Algo
más hay en los santos que cualidades naturales o rasgos de temperamento: la
gracia potenció y elevó lo que en ellos había por naturaleza, y así los puso al
servicio de Dios. Realmente un santo no es un superhombre o alguien muy
especial y distinto porque hayan nacido así, sino porque Dios obró en ellos, la
gracia actuó y los fue transformando. Si la santidad fuera sólo una naturaleza
humana genial, diferente, ni los santos habrían sido santos y nosotros
tendríamos que renunciar ya a completar nuestra vocación a la santidad.

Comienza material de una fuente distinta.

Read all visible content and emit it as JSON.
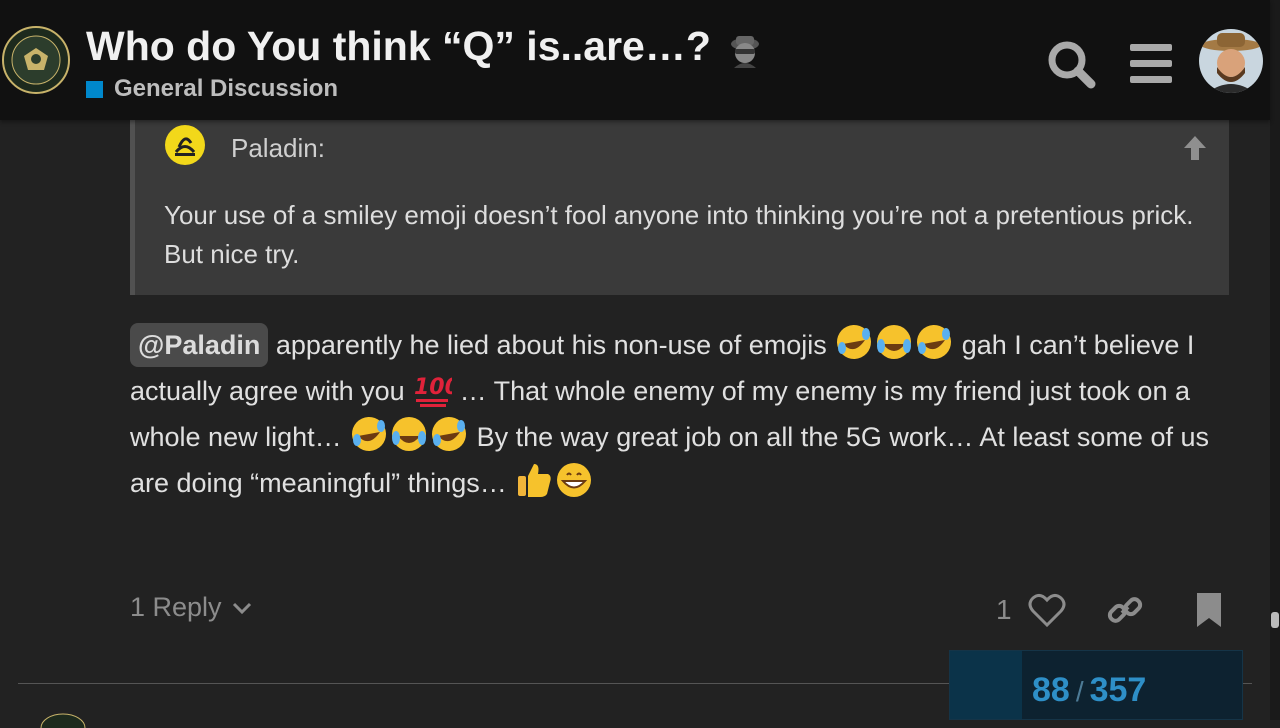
{
  "header": {
    "title": "Who do You think “Q” is..are…?",
    "title_emoji": "detective-icon",
    "category": "General Discussion",
    "category_color": "#0088cc",
    "icons": [
      "search-icon",
      "hamburger-menu-icon",
      "user-avatar"
    ]
  },
  "quote": {
    "username": "Paladin:",
    "text": "Your use of a smiley emoji doesn’t fool anyone into thinking you’re not a pretentious prick. But nice try."
  },
  "post": {
    "mention": "@Paladin",
    "seg1": " apparently he lied about his non-use of emojis ",
    "seg2": " gah I can’t believe I actually agree with you ",
    "seg3": " … That whole enemy of my enemy is my friend just took on a whole new light… ",
    "seg4": " By the way great job on all the 5G work… At least some of us are doing “meaningful” things… "
  },
  "actions": {
    "reply_label": "1 Reply",
    "like_count": "1"
  },
  "progress": {
    "current": "88",
    "total": "357",
    "fraction": 0.246
  }
}
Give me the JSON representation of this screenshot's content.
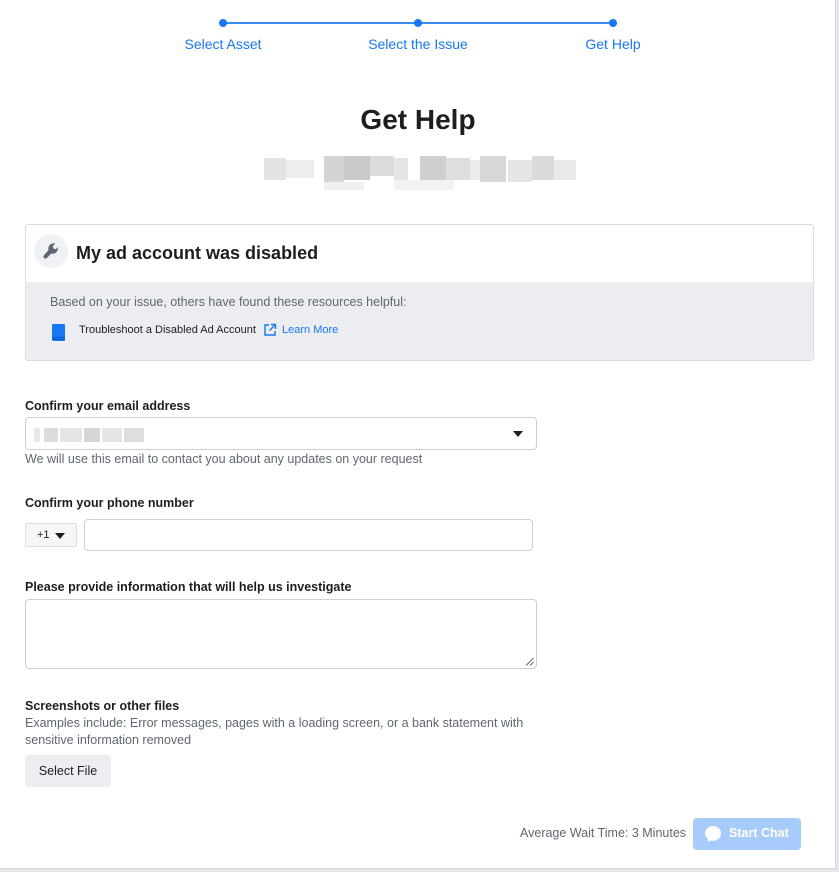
{
  "stepper": {
    "steps": [
      {
        "label": "Select Asset"
      },
      {
        "label": "Select the Issue"
      },
      {
        "label": "Get Help"
      }
    ]
  },
  "page": {
    "title": "Get Help"
  },
  "issue": {
    "title": "My ad account was disabled",
    "helpful_text": "Based on your issue, others have found these resources helpful:",
    "resource_title": "Troubleshoot a Disabled Ad Account",
    "learn_more": "Learn More"
  },
  "email": {
    "label": "Confirm your email address",
    "hint": "We will use this email to contact you about any updates on your request"
  },
  "phone": {
    "label": "Confirm your phone number",
    "country_code": "+1",
    "value": ""
  },
  "details": {
    "label": "Please provide information that will help us investigate",
    "value": ""
  },
  "files": {
    "label": "Screenshots or other files",
    "hint": "Examples include: Error messages, pages with a loading screen, or a bank statement with sensitive information removed",
    "button": "Select File"
  },
  "footer": {
    "wait_time": "Average Wait Time: 3 Minutes",
    "chat_button": "Start Chat"
  },
  "colors": {
    "accent": "#1877f2",
    "chat_button_disabled": "#a7ccfb"
  },
  "icons": [
    "wrench-icon",
    "book-icon",
    "external-link-icon",
    "chevron-down-icon",
    "chat-bubble-icon"
  ]
}
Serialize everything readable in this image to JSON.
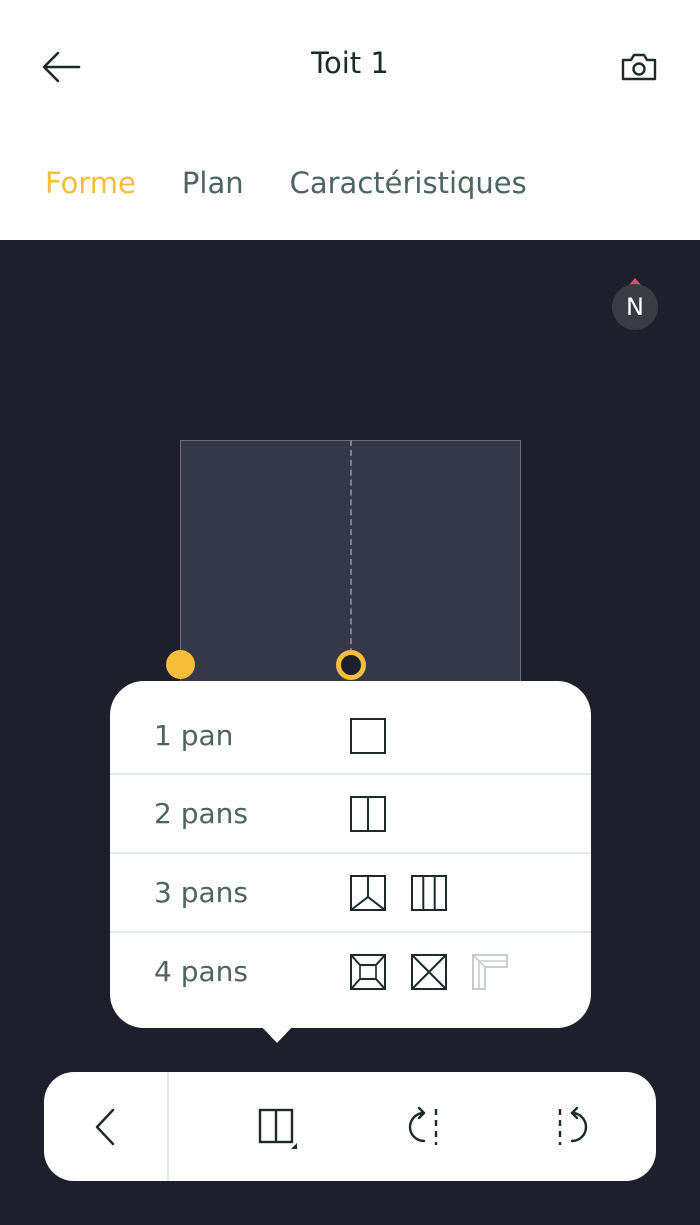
{
  "header": {
    "title": "Toit 1",
    "back_icon": "arrow-left-icon",
    "camera_icon": "camera-icon"
  },
  "tabs": [
    {
      "label": "Forme",
      "active": true
    },
    {
      "label": "Plan",
      "active": false
    },
    {
      "label": "Caractéristiques",
      "active": false
    }
  ],
  "canvas": {
    "compass_label": "N"
  },
  "shape_menu": {
    "rows": [
      {
        "label": "1 pan",
        "options": [
          "single-slope-icon"
        ]
      },
      {
        "label": "2 pans",
        "options": [
          "gable-roof-icon"
        ]
      },
      {
        "label": "3 pans",
        "options": [
          "hip-triangle-roof-icon",
          "three-slope-strip-icon"
        ]
      },
      {
        "label": "4 pans",
        "options": [
          "hip-roof-icon",
          "pyramid-roof-icon",
          "l-shaped-roof-icon"
        ]
      }
    ],
    "disabled_option": "l-shaped-roof-icon"
  },
  "toolbar": {
    "items": [
      "chevron-left-icon",
      "roof-shape-icon",
      "rotate-cw-icon",
      "rotate-ccw-icon"
    ]
  },
  "colors": {
    "accent": "#f4bd3a",
    "canvas_bg": "#1e1e2c",
    "roof_fill": "#353848",
    "text_dark": "#1c2a2a",
    "text_muted": "#4d6462",
    "compass_tip": "#e8476c"
  }
}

No
podríamos ser santos.
Es
Dios quien hace santos, a cada uno de un modo distinto y confiriéndoles gracias
distintas, diversas. Reza por ejemplo la liturgia: “Oh Dios, que diste a san
Raimundo de Peñafort una entrañable misericordia para con los cautivos y los
pecadores” (OC, 7 de enero). Este santo, tal vez por nacimiento, pudiera ser
sensible al dolor y al sufrimiento ajeno, teniendo empatía, pero “la entrañable
misericordia” que lo llevó a la santidad fue Dios quien se la dio.
La
oración colecta del gran san Eulogio de Córdoba prosigue en esa misma línea: “Señor
y Dios nuestro: tú que, en la difícil situación de la Iglesia mozárabe, suscitaste
en san Eulogio de Córdoba un espíritu heroico para la confesión de la fe” (OC,
9 de enero). Hay caracteres más apocados y otros más atrevidos y lanzados;
caracteres más cohibidos y los hay más arriesgados… pero la defensa de la fe en
la Iglesia mozárabe hasta el martirio no le vino a san Eulogio por su natural
carácter, sino por una actuación de Dios que suscitó en él “un espíritu heroico”.
La santidad es obra de Dios. Al ver lo que obró en los santos, le pedimos que
actúe igualmente en nosotros ahora: “Te rogamos, Señor, nos concedas el
espíritu de fortaleza…” (OC, 20 de enero, san Sebastián).
Todo
lo que vemos en los santos es obra preciosa de Dios, no construcción humana. En
ellos se transparenta la acción divina: “Oh Dios que hiciste brillar con
virtudes apostólicas a los santos Timoteo y Tito” (OC, 26 de enero). Es Dios
con su poder quien crea a los santos y los dota de una personalidad propia,
sobrenatural, completa y acabada: “Oh Dios, que hiciste de santo Tomás de
Aquino un varón preclaro por su anhelo de santidad y por su dedicación a las
ciencias sagradas” (OC, 28 de enero). Incluso su propia vocación y misión, su
carisma y apostolado concreto, no fue una simple opción humana entre otras,
sino don de Dios que los predestinó y eligió, confiándoles una parcela concreta
para trabajar: “Señor, Dios de las misericordias, que hiciste a san Jerónimo
Emiliani padre y protector de los huérfanos” (OC, 8 de febrero); “oh Dios, que
iluminaste a los pueblos eslavos mediante los trabajos apostólicos de los
santos hermanos Cirilo y Metodio” (OC, 14 de febrero); “oh Dios que elegiste a
tu obispo san Patricio para que anunciara tu gloria a los pueblos de Irlanda”
(OC, 17 de marzo); “Señor, tú que has elegido a san Juan Bautista de la Salle
para educar a los jóvenes en la vida cristiana” (OC, 7 de abril).
Los
grandes rasgos de los santos, aquello que caracteriza o define su perfil
espiritual, es Dios quien se lo otorgó, enriqueciendo la Iglesia: “Señor, tú
que infundiste en san Juan de Dios espíritu de misericordia” (OC, 8 de marzo); “oh
Dios, que nos diste en santa Francisca Romana un modelo singular de vida
matrimonial y monástica” (OC, 9 de marzo); “Señor, Dios todopoderoso, tú
elegiste a san Isidoro, obispo y doctor de la Iglesia, para que fuese
testimonio y fuente del humano saber” (OC, 26 de abril).
Con
el testimonio de la liturgia, en cuyos textos hallamos sin vacilación la ley de
la fe (lex credendi), la santidad se presenta como acción de Dios, una obra de
Dios, que suscita y elige, que otorga y confiere, que sitúa en la Iglesia y en
el mundo, y que encomienda tareas concretas, misiones específicas, apostolados
personalísimos.
El
santo es siempre obra sobrenatural de Dios.